2

I'm maintaining several websites using Git after following this guide http://toroid.org/ams/git-website-howto

I make changes to my local repository and commit I then git push to a remote repository on my server In hooks/post-receive I do this:

#! /bin/sh
GIT_WORK_TREE=/home/user/public_html/ git checkout -f

This works very well except I push via ssh as root so all checked out files are owned by root:root. This causes permission problems.

The solution I'm currently using is to add a line to the post-receive file like:

chown -R user:user /home/user/public_html/*

This works fine, apart from the obvious problem of setting ALL files in public_html to user:user which isn't necessarily what is want and is probably a bit inefficient. Also it introduces another chance to type user:user wrong.

So:

  1. Is there a way to only set the files that are being checked out rather than all the files in public_html?

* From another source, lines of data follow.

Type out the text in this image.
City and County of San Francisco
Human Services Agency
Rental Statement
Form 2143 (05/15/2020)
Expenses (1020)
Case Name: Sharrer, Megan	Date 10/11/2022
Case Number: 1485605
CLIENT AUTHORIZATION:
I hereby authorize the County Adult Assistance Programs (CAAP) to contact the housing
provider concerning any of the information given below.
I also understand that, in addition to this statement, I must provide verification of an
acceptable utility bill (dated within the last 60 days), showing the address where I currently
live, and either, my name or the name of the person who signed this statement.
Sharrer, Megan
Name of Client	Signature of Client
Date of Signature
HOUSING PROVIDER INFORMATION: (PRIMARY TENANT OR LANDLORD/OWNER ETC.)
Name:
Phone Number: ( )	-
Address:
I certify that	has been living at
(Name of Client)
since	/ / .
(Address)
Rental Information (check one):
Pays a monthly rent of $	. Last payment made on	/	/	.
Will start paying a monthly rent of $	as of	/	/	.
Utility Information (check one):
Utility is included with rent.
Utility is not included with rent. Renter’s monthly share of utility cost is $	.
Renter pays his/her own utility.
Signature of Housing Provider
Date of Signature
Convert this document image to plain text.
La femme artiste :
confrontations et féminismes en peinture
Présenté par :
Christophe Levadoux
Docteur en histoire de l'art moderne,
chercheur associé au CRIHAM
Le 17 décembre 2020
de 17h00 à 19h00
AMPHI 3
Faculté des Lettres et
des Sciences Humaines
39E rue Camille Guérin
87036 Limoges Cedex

  2. Is there a way to stop the files being owned by root:root in the first place? I have to ssh in as root as I don't want to give other users ssh access.

user844621
  • 83
  • 1
  • 7

1 Answers1

1

I do not think pushing files to git as root system user matters. Because git does not necessarily use system user as git user.

There is something incorrect about your deployment workflow.

Instead of checking out the files directly into public_html, you should probably use another folder, which is not in the DocumentRoot. Exposing your git repo to the world may not be what you want to do.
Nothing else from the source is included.